The paranoid strain in American suspensers proceeds into the terror era with “Eagle Eye,” a thriller that imagines an all-seeing national government that even the most conspiratorial-minded viewers will see as a tad far-fetched. Hatched some time ago from an uncredited idea by exec producer Steven Spielberg and problematically posited as a present-day actioner (rather than the future-set drama it could plausibly be), the pic’s first 35 minutes sizzle until a Byzantine plot nudges the story toward near-parody in the final act. Returns should be brawny in a wide-release opening frame but will fade quickly by early October.
Taking over what was once a Spielberg directing project, helmer D.J. Caruso does more with the film than is offered by the script, credited to four writers. Still, the pic’s increasingly chaotic and cockeyed notions of national security overwhelm fine lead perfs by Shia LaBeouf in his first thoroughly adult role as Chi-town slacker Jerry, and Michelle Monaghan as Rachel, both ensnared in a cyber-conspiracy that seemingly knows no end.
A botched U.S. air attack on an Al Qaeda-type suspect carries graver ramifications than the terrorists’ retaliatory strikes. In apparently unconnected action, Jerry holds down a zero job at a copying joint and is late on the rent, while Rachel sees her son Sam (Cameron Boyce) off on a trip to music school. Jerry learns the tragic news that his twin brother and decorated Air Force officer Ethan (also LaBeouf, seen in brief snippets) has been killed in a bus accident.
Suddenly, Jerry finds himself as a Hitchcockian wrong man, his paltry bank account flush with cash and his apartment crammed with sophisticated weaponry, while both he and Rachel receive cell calls from a robotic-sounding female voice ordering them about. Jerry’s arrest and interrogation by FBI agent Morgan (Billy Bob Thornton), who suspects he and Ethan are potential terrorists, lead to a set of increasingly improbable events that draw liberally on Hitchcock’s “North by Northwest” and “The Man Who Knew Too Much” (the later version), as well as a slew of evil computer pics from “2001” to “Colossus: The Forbin Project.”
Essence of the film’s paranoid vision is that the Defense Dept. has created an all-seeing computer dubbed “Aria” (thus, the female voice, not credited onscreen, though with wads of dialogue) designed to track, spy and assess domestic terror risks.

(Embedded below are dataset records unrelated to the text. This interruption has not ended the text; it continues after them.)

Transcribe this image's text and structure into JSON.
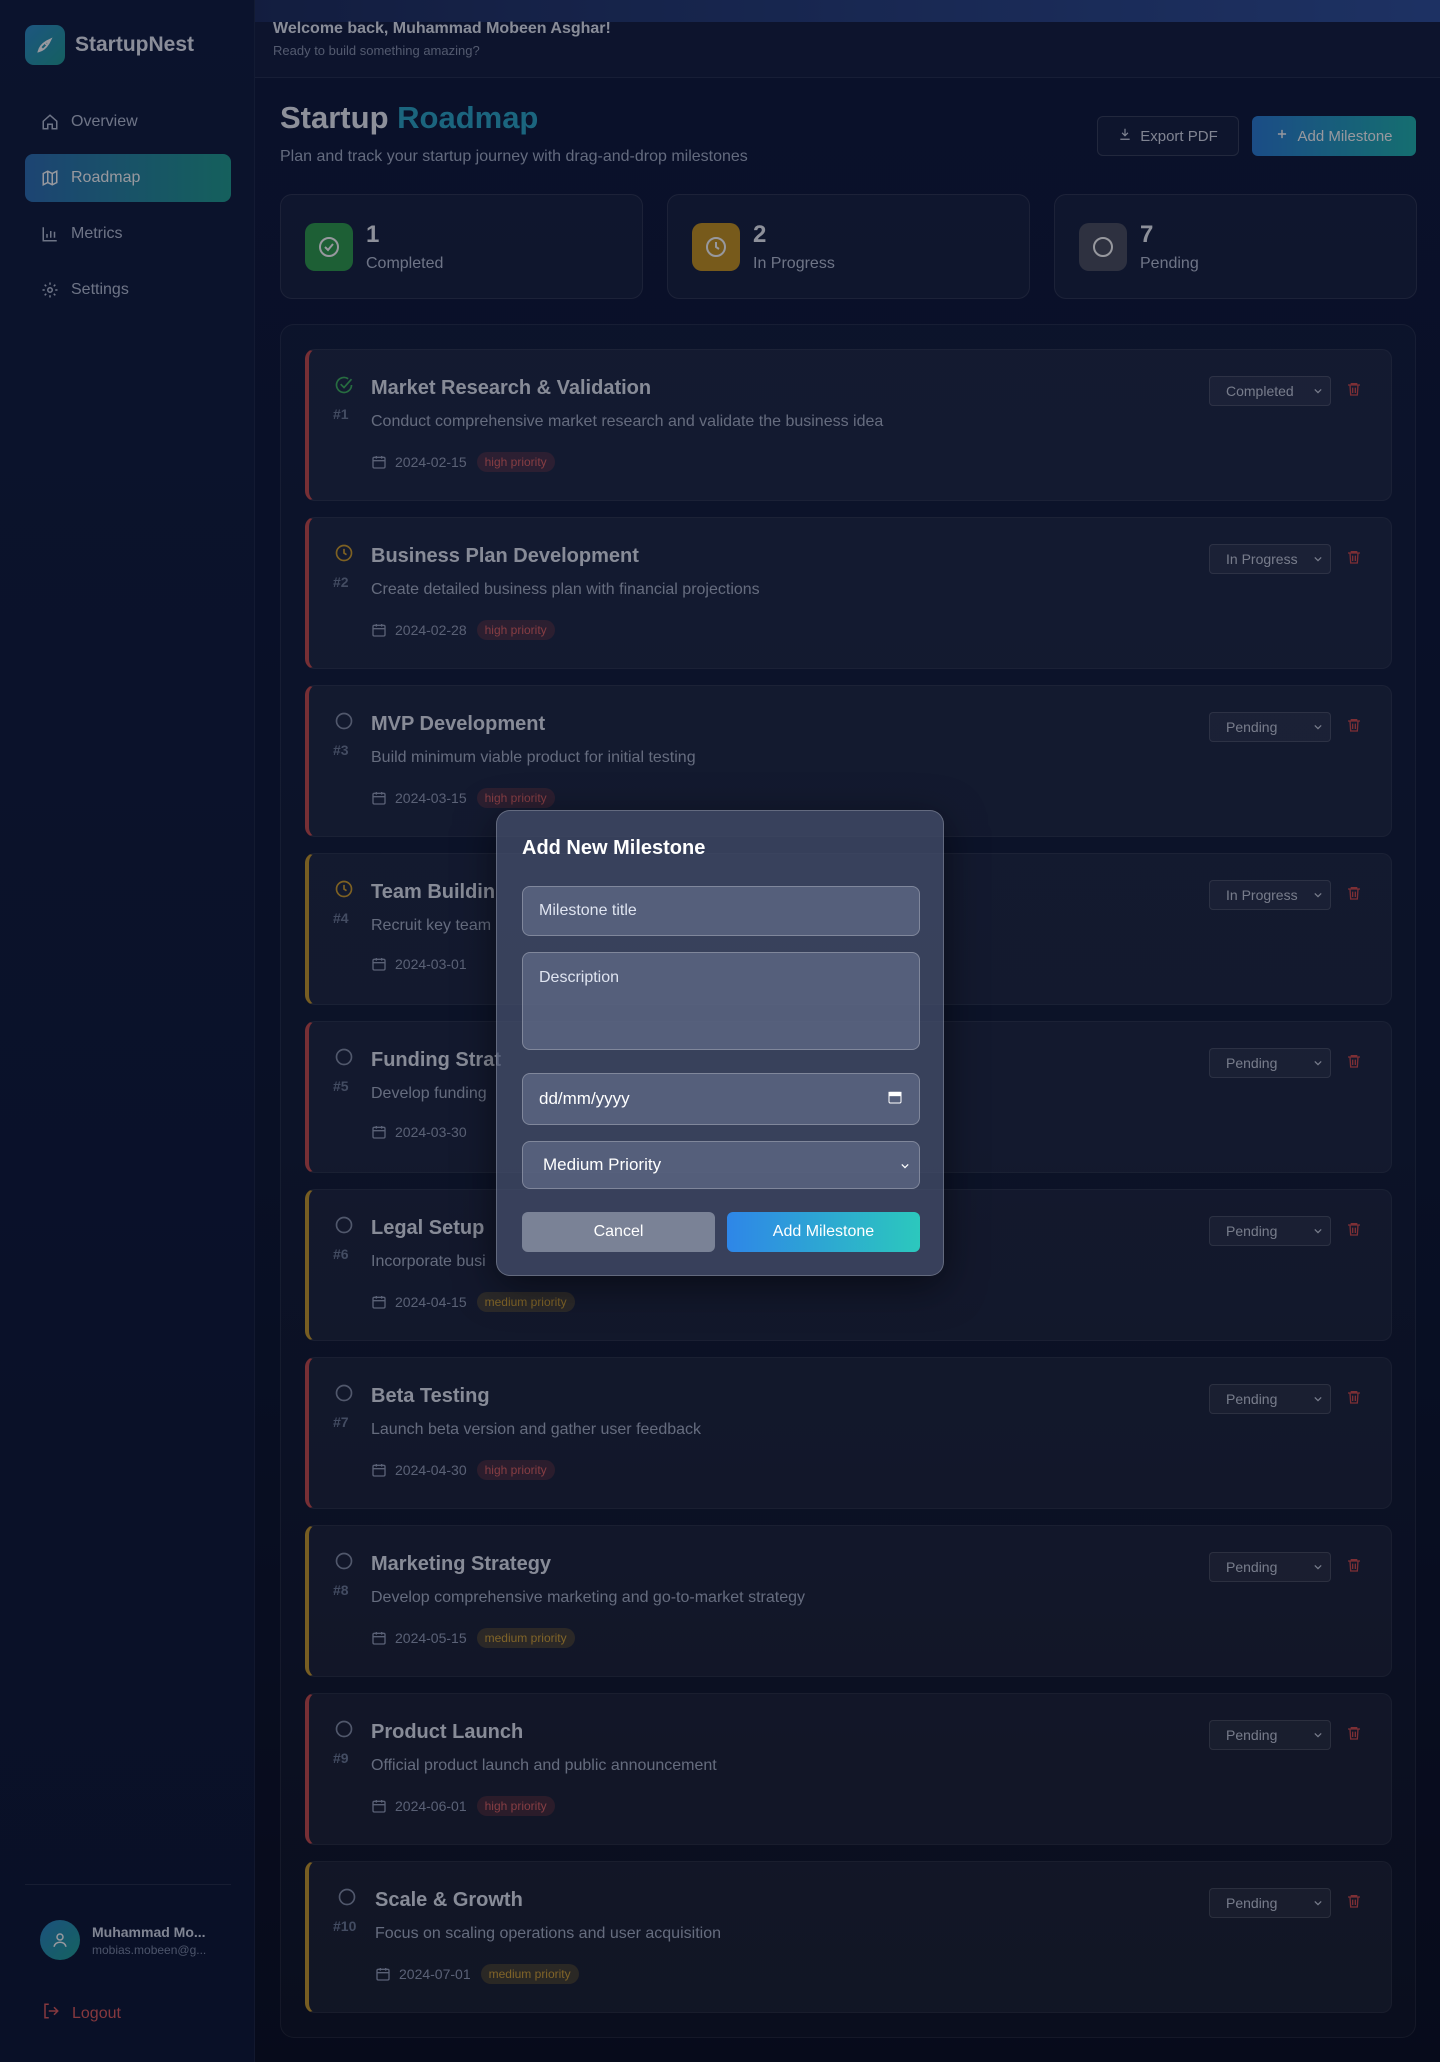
{
  "app": {
    "name": "StartupNest"
  },
  "sidebar": {
    "items": [
      {
        "label": "Overview",
        "icon": "home-icon"
      },
      {
        "label": "Roadmap",
        "icon": "map-icon",
        "active": true
      },
      {
        "label": "Metrics",
        "icon": "bar-chart-icon"
      },
      {
        "label": "Settings",
        "icon": "gear-icon"
      }
    ],
    "user": {
      "name": "Muhammad Mo...",
      "email": "mobias.mobeen@g..."
    },
    "logout_label": "Logout"
  },
  "topbar": {
    "welcome": "Welcome back, Muhammad Mobeen Asghar!",
    "subtitle": "Ready to build something amazing?"
  },
  "header": {
    "title_main": "Startup ",
    "title_accent": "Roadmap",
    "subtitle": "Plan and track your startup journey with drag-and-drop milestones",
    "export_label": "Export PDF",
    "add_label": "Add Milestone"
  },
  "stats": [
    {
      "value": "1",
      "label": "Completed",
      "color": "#2e9e4a"
    },
    {
      "value": "2",
      "label": "In Progress",
      "color": "#c9951e"
    },
    {
      "value": "7",
      "label": "Pending",
      "color": "#4a4f5e"
    }
  ],
  "milestones": [
    {
      "num": "#1",
      "title": "Market Research & Validation",
      "desc": "Conduct comprehensive market research and validate the business idea",
      "date": "2024-02-15",
      "priority": "high priority",
      "status": "Completed"
    },
    {
      "num": "#2",
      "title": "Business Plan Development",
      "desc": "Create detailed business plan with financial projections",
      "date": "2024-02-28",
      "priority": "high priority",
      "status": "In Progress"
    },
    {
      "num": "#3",
      "title": "MVP Development",
      "desc": "Build minimum viable product for initial testing",
      "date": "2024-03-15",
      "priority": "high priority",
      "status": "Pending"
    },
    {
      "num": "#4",
      "title": "Team Buildin",
      "desc": "Recruit key team",
      "date": "2024-03-01",
      "priority": "",
      "status": "In Progress"
    },
    {
      "num": "#5",
      "title": "Funding Strat",
      "desc": "Develop funding",
      "date": "2024-03-30",
      "priority": "",
      "status": "Pending"
    },
    {
      "num": "#6",
      "title": "Legal Setup",
      "desc": "Incorporate busi",
      "date": "2024-04-15",
      "priority": "medium priority",
      "status": "Pending"
    },
    {
      "num": "#7",
      "title": "Beta Testing",
      "desc": "Launch beta version and gather user feedback",
      "date": "2024-04-30",
      "priority": "high priority",
      "status": "Pending"
    },
    {
      "num": "#8",
      "title": "Marketing Strategy",
      "desc": "Develop comprehensive marketing and go-to-market strategy",
      "date": "2024-05-15",
      "priority": "medium priority",
      "status": "Pending"
    },
    {
      "num": "#9",
      "title": "Product Launch",
      "desc": "Official product launch and public announcement",
      "date": "2024-06-01",
      "priority": "high priority",
      "status": "Pending"
    },
    {
      "num": "#10",
      "title": "Scale & Growth",
      "desc": "Focus on scaling operations and user acquisition",
      "date": "2024-07-01",
      "priority": "medium priority",
      "status": "Pending"
    }
  ],
  "modal": {
    "title": "Add New Milestone",
    "title_placeholder": "Milestone title",
    "desc_placeholder": "Description",
    "date_placeholder": "dd/mm/yyyy",
    "priority_value": "Medium Priority",
    "cancel_label": "Cancel",
    "add_label": "Add Milestone"
  },
  "colors": {
    "high": "#c94b4b",
    "medium": "#c99a2a",
    "accent": "#2aa8c9",
    "completed": "#2e9e4a",
    "in_progress": "#c9951e"
  }
}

This virtual defender, in effect, has a fit after its recommendations for attacks are overridden, and employs “Project Guillotine” to target and kill the top 12 U.S. officeholders.
Jerry and Rachel’s roles in all of this are as impossible to swallow as the notion that the same U.S. government that so badly botched the initial attack can create such a thoroughly brilliant and omnipotent device that even high-tech weapons can’t defeat.
Caruso manages to nudge the excitement along as a way to distract from the narrative nonsense, energetically cutting between Jerry and Rachel’s nonstop cat-and-mouse game with the dogged Morgan, and Air Force investigator Zoe (Rosario Dawson, solid in a straight-arrow role capped with a laughable action moment) searching for the truth behind Ethan’s activities and Aria herself. Some messily staged and edited car chases mar an otherwise clean and often subtly staged set of sequences, especially an elegant one in the Capitol Building before and during the State of the Union address.
Taking on the kind of role Tommy Lee Jones used to do in his sleep, Thornton revives it with his personal, prickly sensibility. Thesps have the especially difficult job — most notably LaBoeuf, in a cheeky variation on a similar Hitchcock-brand character he played in Caruso’s “Disturbia” — of looking super-serious when things get absurd.
Speilbergian quality and scale of production values and effects abound, from a completely convincing underground Pentagon to a fanciful Aria that looks designed by Buckminster Fuller. Darius Wolski’s lensing is a huge contribution, while Brian Tyler’s score is blandly generic.